Below you will find a list of your rights regarding the processing of your personal data: 

• Right of access: 
  You have the right to request confirmation from us as to whether personal data concerning you is being processed by us. If this is the case, you have the right to information about this personal data, in particular (i) information on the categories of personal data, the purposes of the processing and information on how we determine the retention and storage periods, (ii) information on the recipients or categories of recipients to whom we disclose your personal data, in particular recipients in third countries and (iii) under certain circumstances, a copy of the data that is the subject of the processing.
• Right to rectification:
  You have the right to obtain from us without undue delay the rectification of inaccurate personal data concerning you.
  
  
• Right to erasure:
  You have the right to request that we erase your data without undue delay if (i) the personal data are no longer necessary in relation to the purposes for which they were collected or otherwise processed, (ii) your data are processed on the basis of your consent and you withdraw your consent, (iii) you have objected to processing and there are no overriding legitimate grounds for the processing, or you have objected to the processing, (iv) your personal data are being processed unlawfully, or (v) the erasure of your personal data is necessary for compliance with a legal obligation to which we are subject.
  
  
• Right to restriction of processing:
  You have the right to request the restriction of processing. This means that you can demand that we restrict the purposes of the processing. The right to restriction exists if (i) you have contested the accuracy of the personal data, (ii) the processing is unlawful and you oppose the erasure of the personal data and request the restriction of their use instead, (iii) we no longer need the personal data for the purposes of the processing, but they are required by us, for example for the establishment, exercise or defense of legal claims or as per applicable law, or (iv) you have objected to processing, you have objected to processing pending the verification whether our legitimate grounds override yours.
  
  
• Right to data portability:
  You have the right to receive personal data concerning you, which you have provided to a controller, in a structured, commonly used and machine-readable format and have the right to transmit those data to another controller without hindrance from the controller to which the personal data have been provided, where the processing is based on consent pursuant to point (a) of Article 6(1) or point (a) of Article 9(2) GDPR or on a contract pursuant to point (b) of Article 6(1) GDPR, and the processing is carried out by automated means.
  
  
• Right to information:
  You have the right to request information about the recipients of data to whom a correction, deletion or restriction of the processing of your personal data has been communicated.
  
  
• Right to object
  You have the right to object, on grounds relating to your particular situation, at any time to processing of your personal data where such processing is for the purposes of our legitimate interests, including profiling based on those interests (e.g., for creditworthiness assessment).
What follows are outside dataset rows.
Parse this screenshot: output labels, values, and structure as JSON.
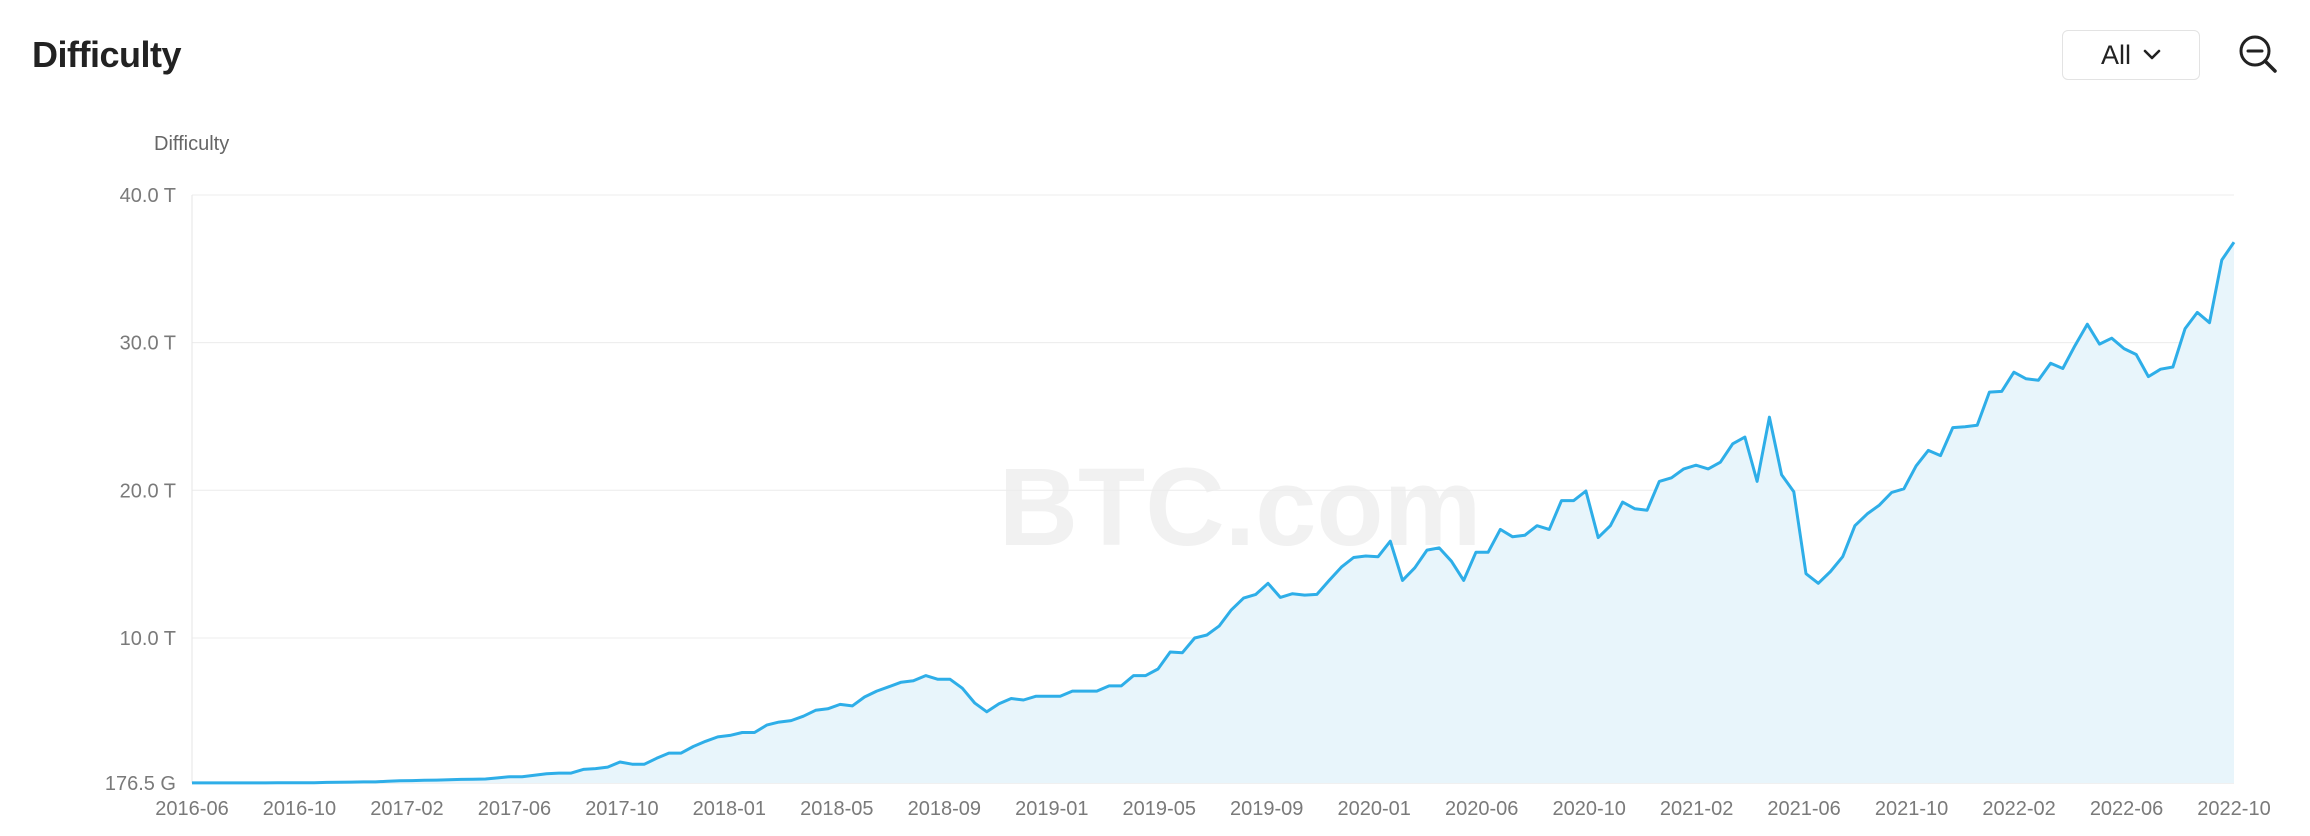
{
  "header": {
    "title": "Difficulty",
    "range_value": "All"
  },
  "icons": {
    "range_chevron": "chevron-down-icon",
    "zoom": "zoom-out-icon"
  },
  "colors": {
    "line": "#2eaee8",
    "area": "#e8f5fb",
    "grid": "#ececec"
  },
  "watermark": "BTC.com",
  "chart_data": {
    "type": "area",
    "title": "",
    "ylabel": "Difficulty",
    "xlabel": "",
    "ylim": [
      0.1765,
      40
    ],
    "y_unit": "T",
    "grid": true,
    "y_ticks": [
      {
        "value": 0.1765,
        "label": "176.5 G"
      },
      {
        "value": 10,
        "label": "10.0 T"
      },
      {
        "value": 20,
        "label": "20.0 T"
      },
      {
        "value": 30,
        "label": "30.0 T"
      },
      {
        "value": 40,
        "label": "40.0 T"
      }
    ],
    "x_ticks": [
      "2016-06",
      "2016-10",
      "2017-02",
      "2017-06",
      "2017-10",
      "2018-01",
      "2018-05",
      "2018-09",
      "2019-01",
      "2019-05",
      "2019-09",
      "2020-01",
      "2020-06",
      "2020-10",
      "2021-02",
      "2021-06",
      "2021-10",
      "2022-02",
      "2022-06",
      "2022-10"
    ],
    "series": [
      {
        "name": "",
        "values": [
          0.18,
          0.18,
          0.18,
          0.18,
          0.18,
          0.18,
          0.18,
          0.19,
          0.2,
          0.2,
          0.2,
          0.22,
          0.23,
          0.24,
          0.25,
          0.25,
          0.3,
          0.33,
          0.34,
          0.36,
          0.37,
          0.39,
          0.42,
          0.43,
          0.45,
          0.52,
          0.6,
          0.6,
          0.7,
          0.8,
          0.85,
          0.85,
          1.1,
          1.15,
          1.25,
          1.6,
          1.45,
          1.45,
          1.85,
          2.2,
          2.2,
          2.65,
          3.0,
          3.3,
          3.4,
          3.6,
          3.6,
          4.1,
          4.3,
          4.4,
          4.7,
          5.1,
          5.2,
          5.5,
          5.4,
          6.0,
          6.4,
          6.7,
          7.0,
          7.1,
          7.45,
          7.2,
          7.2,
          6.6,
          5.6,
          5.0,
          5.55,
          5.9,
          5.8,
          6.05,
          6.05,
          6.05,
          6.4,
          6.4,
          6.4,
          6.75,
          6.75,
          7.45,
          7.45,
          7.9,
          9.05,
          9.0,
          10.0,
          10.2,
          10.8,
          11.9,
          12.7,
          12.95,
          13.7,
          12.75,
          13.0,
          12.9,
          12.95,
          13.9,
          14.8,
          15.45,
          15.55,
          15.5,
          16.55,
          13.9,
          14.75,
          15.95,
          16.1,
          15.2,
          13.9,
          15.8,
          15.8,
          17.35,
          16.85,
          16.95,
          17.6,
          17.35,
          19.3,
          19.3,
          19.95,
          16.8,
          17.6,
          19.2,
          18.75,
          18.65,
          20.6,
          20.85,
          21.45,
          21.7,
          21.45,
          21.9,
          23.15,
          23.6,
          20.6,
          24.95,
          21.05,
          19.9,
          14.35,
          13.7,
          14.5,
          15.5,
          17.6,
          18.4,
          19.0,
          19.85,
          20.1,
          21.65,
          22.7,
          22.35,
          24.25,
          24.3,
          24.4,
          26.65,
          26.7,
          28.0,
          27.55,
          27.45,
          28.6,
          28.25,
          29.8,
          31.25,
          29.9,
          30.3,
          29.6,
          29.2,
          27.7,
          28.2,
          28.35,
          30.95,
          32.05,
          31.35,
          35.6,
          36.8
        ]
      }
    ]
  }
}
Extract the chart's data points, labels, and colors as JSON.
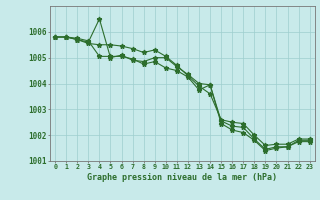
{
  "background_color": "#c8eaea",
  "grid_color": "#9ecece",
  "line_color": "#2d6e2d",
  "xlim": [
    -0.5,
    23.5
  ],
  "ylim": [
    1001,
    1007.0
  ],
  "yticks": [
    1001,
    1002,
    1003,
    1004,
    1005,
    1006
  ],
  "xticks": [
    0,
    1,
    2,
    3,
    4,
    5,
    6,
    7,
    8,
    9,
    10,
    11,
    12,
    13,
    14,
    15,
    16,
    17,
    18,
    19,
    20,
    21,
    22,
    23
  ],
  "line1_x": [
    0,
    1,
    2,
    3,
    4,
    5,
    6,
    7,
    8,
    9,
    10,
    11,
    12,
    13,
    14,
    15,
    16,
    17,
    18,
    19,
    20,
    21,
    22,
    23
  ],
  "line1_y": [
    1005.8,
    1005.8,
    1005.7,
    1005.6,
    1006.5,
    1005.0,
    1005.1,
    1004.9,
    1004.85,
    1005.0,
    1005.0,
    1004.65,
    1004.35,
    1004.0,
    1003.95,
    1002.55,
    1002.35,
    1002.3,
    1001.85,
    1001.45,
    1001.55,
    1001.55,
    1001.8,
    1001.8
  ],
  "line2_x": [
    0,
    1,
    2,
    3,
    4,
    5,
    6,
    7,
    8,
    9,
    10,
    11,
    12,
    13,
    14,
    15,
    16,
    17,
    18,
    19,
    20,
    21,
    22,
    23
  ],
  "line2_y": [
    1005.8,
    1005.8,
    1005.75,
    1005.65,
    1005.05,
    1005.05,
    1005.05,
    1004.95,
    1004.75,
    1004.85,
    1004.6,
    1004.5,
    1004.25,
    1003.75,
    1003.95,
    1002.45,
    1002.2,
    1002.1,
    1001.8,
    1001.4,
    1001.5,
    1001.55,
    1001.75,
    1001.75
  ],
  "line3_x": [
    0,
    1,
    2,
    3,
    4,
    5,
    6,
    7,
    8,
    9,
    10,
    11,
    12,
    13,
    14,
    15,
    16,
    17,
    18,
    19,
    20,
    21,
    22,
    23
  ],
  "line3_y": [
    1005.8,
    1005.8,
    1005.7,
    1005.55,
    1005.5,
    1005.5,
    1005.45,
    1005.35,
    1005.2,
    1005.3,
    1005.05,
    1004.7,
    1004.3,
    1003.9,
    1003.6,
    1002.6,
    1002.5,
    1002.45,
    1002.0,
    1001.6,
    1001.65,
    1001.65,
    1001.85,
    1001.85
  ],
  "xlabel": "Graphe pression niveau de la mer (hPa)",
  "xlabel_fontsize": 6.0,
  "ytick_fontsize": 5.5,
  "xtick_fontsize": 4.8
}
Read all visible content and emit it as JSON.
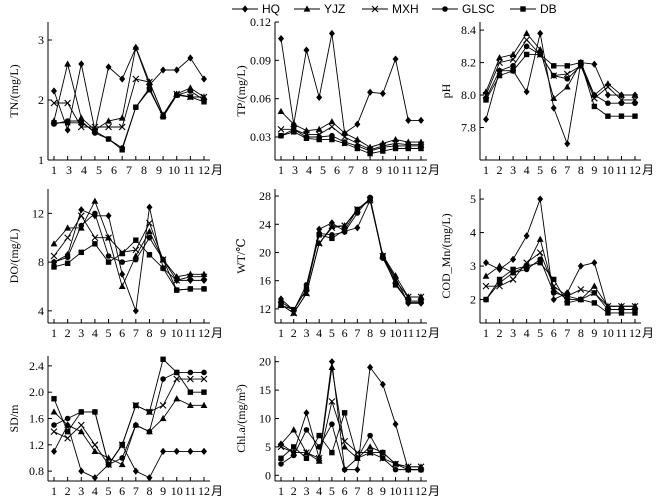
{
  "legend": [
    "HQ",
    "YJZ",
    "MXH",
    "GLSC",
    "DB"
  ],
  "chart_data": [
    {
      "type": "line",
      "ylabel": "TN/(mg/L)",
      "xunit": "月",
      "x": [
        1,
        2,
        3,
        4,
        5,
        6,
        7,
        8,
        9,
        10,
        11,
        12
      ],
      "xticks": [
        "1",
        "3",
        "4",
        "5",
        "6",
        "7",
        "8",
        "9",
        "10",
        "11",
        "12"
      ],
      "ylim": [
        1,
        3.3
      ],
      "yticks": [
        1,
        2,
        3
      ],
      "yticklabels": [
        "1",
        "2",
        "3"
      ],
      "series": [
        {
          "name": "HQ",
          "values": [
            2.15,
            1.5,
            2.6,
            1.5,
            2.55,
            2.35,
            2.87,
            2.25,
            2.5,
            2.5,
            2.7,
            2.35
          ]
        },
        {
          "name": "YJZ",
          "values": [
            1.65,
            2.6,
            1.7,
            1.5,
            1.65,
            1.7,
            2.88,
            2.3,
            1.75,
            2.1,
            2.2,
            2.05
          ]
        },
        {
          "name": "MXH",
          "values": [
            1.95,
            1.95,
            1.55,
            1.55,
            1.55,
            1.55,
            2.35,
            2.3,
            1.75,
            2.1,
            2.05,
            2.05
          ]
        },
        {
          "name": "GLSC",
          "values": [
            1.6,
            1.65,
            1.65,
            1.45,
            1.35,
            1.2,
            1.88,
            2.2,
            1.72,
            2.08,
            2.15,
            2.0
          ]
        },
        {
          "name": "DB",
          "values": [
            1.62,
            1.62,
            1.62,
            1.48,
            1.35,
            1.17,
            1.88,
            2.17,
            1.72,
            2.08,
            2.05,
            1.97
          ]
        }
      ]
    },
    {
      "type": "line",
      "ylabel": "TP/(mg/L)",
      "xunit": "月",
      "x": [
        1,
        2,
        3,
        4,
        5,
        6,
        7,
        8,
        9,
        10,
        11,
        12
      ],
      "xticks": [
        "1",
        "3",
        "4",
        "5",
        "6",
        "7",
        "8",
        "9",
        "10",
        "11",
        "12"
      ],
      "ylim": [
        0.012,
        0.12
      ],
      "yticks": [
        0.03,
        0.06,
        0.09,
        0.12
      ],
      "yticklabels": [
        "0.03",
        "0.06",
        "0.09",
        "0.12"
      ],
      "series": [
        {
          "name": "HQ",
          "values": [
            0.107,
            0.04,
            0.098,
            0.061,
            0.111,
            0.033,
            0.04,
            0.065,
            0.064,
            0.091,
            0.043,
            0.043
          ]
        },
        {
          "name": "YJZ",
          "values": [
            0.05,
            0.04,
            0.035,
            0.036,
            0.042,
            0.033,
            0.028,
            0.022,
            0.025,
            0.028,
            0.026,
            0.026
          ]
        },
        {
          "name": "MXH",
          "values": [
            0.036,
            0.036,
            0.032,
            0.032,
            0.038,
            0.03,
            0.025,
            0.02,
            0.023,
            0.025,
            0.024,
            0.024
          ]
        },
        {
          "name": "GLSC",
          "values": [
            0.031,
            0.036,
            0.03,
            0.03,
            0.031,
            0.026,
            0.023,
            0.019,
            0.022,
            0.023,
            0.023,
            0.023
          ]
        },
        {
          "name": "DB",
          "values": [
            0.031,
            0.034,
            0.029,
            0.028,
            0.028,
            0.025,
            0.021,
            0.017,
            0.019,
            0.021,
            0.021,
            0.021
          ]
        }
      ]
    },
    {
      "type": "line",
      "ylabel": "pH",
      "xunit": "月",
      "x": [
        1,
        2,
        3,
        4,
        5,
        6,
        7,
        8,
        9,
        10,
        11,
        12
      ],
      "xticks": [
        "1",
        "2",
        "3",
        "4",
        "5",
        "6",
        "7",
        "8",
        "9",
        "10",
        "11",
        "12"
      ],
      "ylim": [
        7.6,
        8.45
      ],
      "yticks": [
        7.8,
        8.0,
        8.2,
        8.4
      ],
      "yticklabels": [
        "7.8",
        "8.0",
        "8.2",
        "8.4"
      ],
      "series": [
        {
          "name": "HQ",
          "values": [
            7.85,
            8.15,
            8.15,
            8.02,
            8.38,
            7.92,
            7.7,
            8.2,
            8.19,
            8.0,
            8.0,
            8.0
          ]
        },
        {
          "name": "YJZ",
          "values": [
            8.02,
            8.23,
            8.25,
            8.38,
            8.28,
            7.98,
            8.05,
            8.2,
            8.0,
            8.07,
            8.0,
            8.0
          ]
        },
        {
          "name": "MXH",
          "values": [
            8.0,
            8.2,
            8.22,
            8.34,
            8.25,
            8.12,
            8.13,
            8.18,
            7.98,
            8.05,
            7.97,
            7.97
          ]
        },
        {
          "name": "GLSC",
          "values": [
            7.98,
            8.15,
            8.18,
            8.3,
            8.25,
            8.12,
            8.1,
            8.18,
            8.0,
            7.95,
            7.95,
            7.95
          ]
        },
        {
          "name": "DB",
          "values": [
            7.97,
            8.12,
            8.15,
            8.25,
            8.25,
            8.18,
            8.18,
            8.2,
            7.93,
            7.87,
            7.87,
            7.87
          ]
        }
      ]
    },
    {
      "type": "line",
      "ylabel": "DO/(mg/L)",
      "xunit": "月",
      "x": [
        1,
        2,
        3,
        4,
        5,
        6,
        7,
        8,
        9,
        10,
        11,
        12
      ],
      "xticks": [
        "1",
        "2",
        "3",
        "4",
        "5",
        "6",
        "7",
        "8",
        "9",
        "10",
        "11",
        "12"
      ],
      "ylim": [
        3,
        14
      ],
      "yticks": [
        4,
        8,
        12
      ],
      "yticklabels": [
        "4",
        "8",
        "12"
      ],
      "series": [
        {
          "name": "HQ",
          "values": [
            8.0,
            8.6,
            12.3,
            11.8,
            11.8,
            7.0,
            4.0,
            12.5,
            7.5,
            6.5,
            6.5,
            6.5
          ]
        },
        {
          "name": "YJZ",
          "values": [
            9.5,
            10.8,
            10.8,
            13.0,
            10.0,
            6.0,
            8.5,
            10.5,
            8.2,
            6.8,
            7.0,
            7.0
          ]
        },
        {
          "name": "MXH",
          "values": [
            8.5,
            10.0,
            11.8,
            10.0,
            10.0,
            8.8,
            9.0,
            11.2,
            8.2,
            6.5,
            6.8,
            6.8
          ]
        },
        {
          "name": "GLSC",
          "values": [
            8.0,
            8.4,
            11.0,
            12.0,
            8.5,
            8.0,
            8.2,
            10.0,
            8.2,
            5.7,
            5.8,
            5.8
          ]
        },
        {
          "name": "DB",
          "values": [
            7.6,
            7.9,
            8.8,
            9.5,
            8.0,
            8.7,
            9.8,
            8.6,
            7.5,
            5.7,
            5.8,
            5.8
          ]
        }
      ]
    },
    {
      "type": "line",
      "ylabel": "WT/℃",
      "xunit": "月",
      "x": [
        1,
        2,
        3,
        4,
        5,
        6,
        7,
        8,
        9,
        10,
        11,
        12
      ],
      "xticks": [
        "1",
        "2",
        "3",
        "4",
        "5",
        "6",
        "7",
        "8",
        "9",
        "10",
        "11",
        "12"
      ],
      "ylim": [
        10,
        29
      ],
      "yticks": [
        12,
        16,
        20,
        24,
        28
      ],
      "yticklabels": [
        "12",
        "16",
        "20",
        "24",
        "28"
      ],
      "series": [
        {
          "name": "HQ",
          "values": [
            13.4,
            11.8,
            14.8,
            23.3,
            24.2,
            23.0,
            23.5,
            27.4,
            19.4,
            16.4,
            12.8,
            12.8
          ]
        },
        {
          "name": "YJZ",
          "values": [
            12.6,
            11.4,
            14.2,
            21.3,
            23.7,
            23.8,
            26.0,
            27.6,
            19.6,
            16.7,
            13.7,
            13.7
          ]
        },
        {
          "name": "MXH",
          "values": [
            12.6,
            11.4,
            14.2,
            21.3,
            23.5,
            23.8,
            26.1,
            27.4,
            19.5,
            16.0,
            13.7,
            13.7
          ]
        },
        {
          "name": "GLSC",
          "values": [
            13.0,
            11.8,
            15.4,
            22.7,
            22.5,
            22.9,
            25.6,
            27.8,
            19.2,
            15.7,
            12.9,
            12.9
          ]
        },
        {
          "name": "DB",
          "values": [
            12.5,
            11.9,
            14.8,
            22.5,
            22.0,
            23.2,
            26.1,
            27.6,
            19.5,
            15.4,
            13.1,
            13.1
          ]
        }
      ]
    },
    {
      "type": "line",
      "ylabel": "COD_Mn/(mg/L)",
      "xunit": "月",
      "x": [
        1,
        2,
        3,
        4,
        5,
        6,
        7,
        8,
        9,
        10,
        11,
        12
      ],
      "xticks": [
        "1",
        "2",
        "3",
        "4",
        "5",
        "6",
        "7",
        "8",
        "9",
        "10",
        "11",
        "12"
      ],
      "ylim": [
        1.3,
        5.3
      ],
      "yticks": [
        2,
        3,
        4,
        5
      ],
      "yticklabels": [
        "2",
        "3",
        "4",
        "5"
      ],
      "series": [
        {
          "name": "HQ",
          "values": [
            3.1,
            2.9,
            3.2,
            3.9,
            5.0,
            2.0,
            2.2,
            3.0,
            3.1,
            1.7,
            1.7,
            1.7
          ]
        },
        {
          "name": "YJZ",
          "values": [
            2.7,
            3.0,
            2.8,
            3.0,
            3.8,
            2.3,
            2.0,
            2.0,
            2.4,
            1.8,
            1.8,
            1.8
          ]
        },
        {
          "name": "MXH",
          "values": [
            2.4,
            2.4,
            2.6,
            3.1,
            3.4,
            2.4,
            2.1,
            2.3,
            2.2,
            1.8,
            1.8,
            1.8
          ]
        },
        {
          "name": "GLSC",
          "values": [
            2.0,
            2.5,
            2.8,
            2.9,
            3.2,
            2.2,
            2.1,
            2.0,
            2.2,
            1.7,
            1.7,
            1.7
          ]
        },
        {
          "name": "DB",
          "values": [
            2.0,
            2.6,
            2.9,
            3.0,
            3.1,
            2.6,
            1.9,
            2.0,
            1.9,
            1.6,
            1.6,
            1.6
          ]
        }
      ]
    },
    {
      "type": "line",
      "ylabel": "SD/m",
      "xunit": "月",
      "x": [
        1,
        2,
        3,
        4,
        5,
        6,
        7,
        8,
        9,
        10,
        11,
        12
      ],
      "xticks": [
        "1",
        "2",
        "3",
        "4",
        "5",
        "6",
        "7",
        "8",
        "9",
        "10",
        "11",
        "12"
      ],
      "ylim": [
        0.65,
        2.55
      ],
      "yticks": [
        0.8,
        1.2,
        1.6,
        2.0,
        2.4
      ],
      "yticklabels": [
        "0.8",
        "1.2",
        "1.6",
        "2.0",
        "2.4"
      ],
      "series": [
        {
          "name": "HQ",
          "values": [
            1.1,
            1.5,
            0.8,
            0.7,
            0.9,
            1.2,
            0.8,
            0.7,
            1.1,
            1.1,
            1.1,
            1.1
          ]
        },
        {
          "name": "YJZ",
          "values": [
            1.7,
            1.5,
            1.4,
            1.1,
            1.0,
            0.9,
            1.5,
            1.4,
            1.6,
            1.9,
            1.8,
            1.8
          ]
        },
        {
          "name": "MXH",
          "values": [
            1.4,
            1.3,
            1.5,
            1.2,
            0.9,
            1.2,
            1.8,
            1.7,
            1.8,
            2.2,
            2.2,
            2.2
          ]
        },
        {
          "name": "GLSC",
          "values": [
            1.5,
            1.6,
            1.7,
            1.7,
            0.9,
            1.0,
            1.5,
            1.4,
            2.2,
            2.3,
            2.3,
            2.3
          ]
        },
        {
          "name": "DB",
          "values": [
            1.9,
            1.4,
            1.7,
            1.7,
            0.9,
            1.2,
            1.8,
            1.7,
            2.5,
            2.3,
            2.0,
            2.0
          ]
        }
      ]
    },
    {
      "type": "line",
      "ylabel": "Chl.a/(mg/m³)",
      "xunit": "月",
      "x": [
        1,
        2,
        3,
        4,
        5,
        6,
        7,
        8,
        9,
        10,
        11,
        12
      ],
      "xticks": [
        "1",
        "2",
        "3",
        "4",
        "5",
        "6",
        "7",
        "8",
        "9",
        "10",
        "11",
        "12"
      ],
      "ylim": [
        -1,
        21
      ],
      "yticks": [
        0,
        5,
        10,
        15,
        20
      ],
      "yticklabels": [
        "0",
        "5",
        "10",
        "15",
        "20"
      ],
      "series": [
        {
          "name": "HQ",
          "values": [
            5.5,
            4.0,
            11.0,
            3.0,
            20.0,
            1.0,
            1.0,
            19.0,
            16.0,
            9.0,
            1.0,
            1.0
          ]
        },
        {
          "name": "YJZ",
          "values": [
            5.5,
            8.0,
            4.0,
            2.5,
            19.0,
            5.0,
            3.0,
            5.0,
            4.0,
            2.0,
            1.5,
            1.5
          ]
        },
        {
          "name": "MXH",
          "values": [
            5.0,
            4.0,
            4.0,
            3.0,
            13.0,
            6.0,
            4.0,
            4.0,
            3.0,
            2.0,
            1.5,
            1.5
          ]
        },
        {
          "name": "GLSC",
          "values": [
            2.0,
            3.5,
            8.0,
            5.0,
            9.0,
            1.0,
            3.0,
            7.0,
            3.0,
            1.0,
            1.0,
            1.0
          ]
        },
        {
          "name": "DB",
          "values": [
            3.0,
            5.0,
            3.0,
            7.0,
            4.0,
            11.0,
            3.0,
            4.0,
            4.0,
            2.0,
            1.0,
            1.0
          ]
        }
      ]
    }
  ]
}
Further processing of your personal data will then no longer take place unless we can demonstrate compelling legitimate grounds for the processing which override your interests, rights and freedoms, or the processing serves the establishment, exercise or defence of legal claims. You also have the right to object to processing for direct marketing purposes at any time.
  
  
• Right to lodge a complaint:
  You have the right to lodge a complaint with the competent supervisory authority against the processing of your personal data or any
  other decision by Tejas.
  
  The supervisory authority responsible for:
  1. Italian individuals is Garante per la Protezione dei Dati Personali; Address: Piazza Venezia 11, 00187, Rome; Phone: +39 06.696771, E-Mail: protocollo@gpdp.it;
     PEC: protocollo@pec.gpdp.it 
  2. Indian individuals as provided as per applicable laws.